Auch in ihnen kommt das Konzept der Überlagerung oder Schichtung zu tragen, das oft surreale Seherlebnisse erzeugt. Viele der Fotos setzt Annette Merkenthaler der Natur und der Witterung aus oder konfrontiert die Motive der Originalsituation. „Stand heute“ klingt nur vermeintlich nüchtern, als Gärtnerin weiß Annette Merkenthaler um das Vorläufige jedes Resümees. Und natürlichen Wachstums- oder Verfallsprozessen setzt sie ihr Material oft aus. Sei es, dass sie Ton über einen Wirsing oder einen Kürbis formt, Fotos macht und später das Gemüse aus dem Gefäß löst, das wiederum seine Spuren im Ton hinterlassen hat. Fotografieren hat dann kaum etwas Technisches, es ist auch nur ein chemischer Prozess, der mit Licht zeichnet.

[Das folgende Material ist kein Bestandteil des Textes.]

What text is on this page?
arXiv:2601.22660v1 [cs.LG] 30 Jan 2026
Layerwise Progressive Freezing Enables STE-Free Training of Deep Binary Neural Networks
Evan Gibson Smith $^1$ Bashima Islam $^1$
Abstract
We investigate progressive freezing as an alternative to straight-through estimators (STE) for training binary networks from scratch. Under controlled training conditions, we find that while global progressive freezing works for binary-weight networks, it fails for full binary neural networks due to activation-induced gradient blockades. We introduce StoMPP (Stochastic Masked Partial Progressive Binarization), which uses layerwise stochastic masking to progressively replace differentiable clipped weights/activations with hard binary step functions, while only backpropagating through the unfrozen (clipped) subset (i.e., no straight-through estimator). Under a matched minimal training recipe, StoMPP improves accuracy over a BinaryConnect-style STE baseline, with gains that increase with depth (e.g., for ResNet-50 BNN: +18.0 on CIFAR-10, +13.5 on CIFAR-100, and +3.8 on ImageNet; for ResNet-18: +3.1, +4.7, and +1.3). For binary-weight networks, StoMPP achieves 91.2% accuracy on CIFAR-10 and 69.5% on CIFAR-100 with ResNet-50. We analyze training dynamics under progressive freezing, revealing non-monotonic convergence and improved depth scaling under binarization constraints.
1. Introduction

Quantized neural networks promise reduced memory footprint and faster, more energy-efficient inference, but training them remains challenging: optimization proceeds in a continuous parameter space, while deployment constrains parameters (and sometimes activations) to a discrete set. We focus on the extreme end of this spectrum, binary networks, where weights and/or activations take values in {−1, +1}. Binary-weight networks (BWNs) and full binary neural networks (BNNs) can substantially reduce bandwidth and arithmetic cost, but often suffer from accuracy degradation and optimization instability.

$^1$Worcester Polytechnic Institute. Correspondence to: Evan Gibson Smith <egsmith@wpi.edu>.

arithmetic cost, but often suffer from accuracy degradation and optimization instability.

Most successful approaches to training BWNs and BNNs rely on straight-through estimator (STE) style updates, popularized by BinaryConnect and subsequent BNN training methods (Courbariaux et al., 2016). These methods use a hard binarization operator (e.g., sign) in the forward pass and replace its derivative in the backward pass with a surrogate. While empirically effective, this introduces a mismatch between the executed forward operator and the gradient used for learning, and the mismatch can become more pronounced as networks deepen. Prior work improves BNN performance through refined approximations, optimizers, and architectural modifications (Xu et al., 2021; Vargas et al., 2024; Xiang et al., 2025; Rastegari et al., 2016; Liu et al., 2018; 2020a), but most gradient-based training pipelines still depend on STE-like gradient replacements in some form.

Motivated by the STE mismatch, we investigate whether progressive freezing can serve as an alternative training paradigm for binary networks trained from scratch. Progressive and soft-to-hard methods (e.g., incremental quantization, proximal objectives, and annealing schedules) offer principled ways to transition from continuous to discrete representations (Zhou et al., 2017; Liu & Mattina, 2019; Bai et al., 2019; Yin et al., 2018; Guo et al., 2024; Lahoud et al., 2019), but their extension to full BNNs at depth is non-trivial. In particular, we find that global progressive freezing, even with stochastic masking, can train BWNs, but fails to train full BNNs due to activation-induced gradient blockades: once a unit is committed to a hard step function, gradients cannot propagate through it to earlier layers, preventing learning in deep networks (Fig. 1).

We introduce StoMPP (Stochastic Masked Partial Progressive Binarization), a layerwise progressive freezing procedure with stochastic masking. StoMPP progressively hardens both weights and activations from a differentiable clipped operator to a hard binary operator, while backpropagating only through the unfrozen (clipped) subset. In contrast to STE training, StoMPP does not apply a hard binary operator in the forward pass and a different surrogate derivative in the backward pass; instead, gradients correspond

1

„Stand heute“ ist eine Rückschau der 1944 geborenen Künstlerin, die bis in die 90er Jahre reicht. In einer Institution, die selten Einzelschauen zeigt, ist dies eine Würdigung. Und dieses besondere Verhältnis zwischen dem Sammler Paul Ege, dem Kunstraum Alexander Bürkle und Annette Merkenthaler zeigt sich auch darin, dass auf dem Areal eine Arbeit von ihr dauerhaft installiert ist. „Stand heute“ ließe sich aber auch auf die Fotografien aus unterschiedlichen Jahren beziehen, mit denen die Ausstellung einsetzt. Es sind Aufnahmen aus ihrer Küche oder ihrem Atelier. Manchmal lassen die aufeinander stoßenden Flächen ein besonderes Farbgefühl erkennen oder die Freude an einem besonders schön gewebten Textil, dann wieder ist es ein Stillleben mit einem gelben Salzstreuer.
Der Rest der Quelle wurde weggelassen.